Common side effects include upper respiratory tract infection, diarrhea, fever, nausea, and headache. Other side effect may include meningococcal infection. While there is no clear harm in pregnancy, such use has not been well studied. It is a monoclonal antibody that bind to and blocks the activity of complement component 5 (C5).
In the United States, ravulizumab is indicated for the treatment of adults and children one month of age and older with paroxysmal nocturnal hemoglobinuria and for the treatment of adults and children one month of age and older with atypical hemolytic uremic syndrome (aHUS) to inhibit complement-mediated thrombotic microangiopathy (TMA).
In the European Union, ravulizumab is indicated in the treatment of adults with paroxysmal nocturnal haemoglobinuria:
- in people with haemolysis with clinical symptom(s) indicative of high disease activity
- in people who are clinically stable after having been treated with eculizumab for at least the past six months.

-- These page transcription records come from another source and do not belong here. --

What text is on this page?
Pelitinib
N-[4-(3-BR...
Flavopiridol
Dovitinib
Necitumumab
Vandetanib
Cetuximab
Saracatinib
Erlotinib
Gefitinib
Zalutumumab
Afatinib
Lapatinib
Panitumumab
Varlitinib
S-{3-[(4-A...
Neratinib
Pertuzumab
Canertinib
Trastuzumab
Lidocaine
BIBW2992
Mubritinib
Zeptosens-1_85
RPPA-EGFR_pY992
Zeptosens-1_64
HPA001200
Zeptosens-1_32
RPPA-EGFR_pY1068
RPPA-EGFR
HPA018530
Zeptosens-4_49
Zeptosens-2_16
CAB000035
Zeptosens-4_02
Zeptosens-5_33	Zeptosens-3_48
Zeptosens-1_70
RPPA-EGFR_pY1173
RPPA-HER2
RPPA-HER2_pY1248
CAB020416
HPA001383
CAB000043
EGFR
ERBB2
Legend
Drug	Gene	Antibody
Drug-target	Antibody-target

The dose in an adult is around 2,700 mg followed by 3,300 mg every 8 weeks.
Paroxysmal nocturnal hemoglobinuria is characterized by red blood cell destruction, anemia (red blood cells unable to carry enough oxygen to tissues), blood clots, and impaired bone marrow function (not making enough blood cells). In paroxysmal nocturnal hemoglobinuria, proteins known as the 'complement system', which is part of the immune system, become overactive because of a genetic mutation and start to attack the patients' own red blood cells. Ravulizumab, is a monoclonal antibody (a type of protein) designed to attach to the C5 protein, which is part of the complement system. By attaching to the C5 protein, the medicine blocks its effect and thereby reduces the destruction of red blood cells.
Ravulizumab was approved by the US Food and Drug Administration (FDA) in December 2018. In April 2019, the Committee for Medicinal Products for Human Use (CHMP) of the European Medicines Agency (EMA) recommended the granting of a conditional marketing authorization for ravulizumab. Ravulizumab was approved for medical use in the EU in July 2019.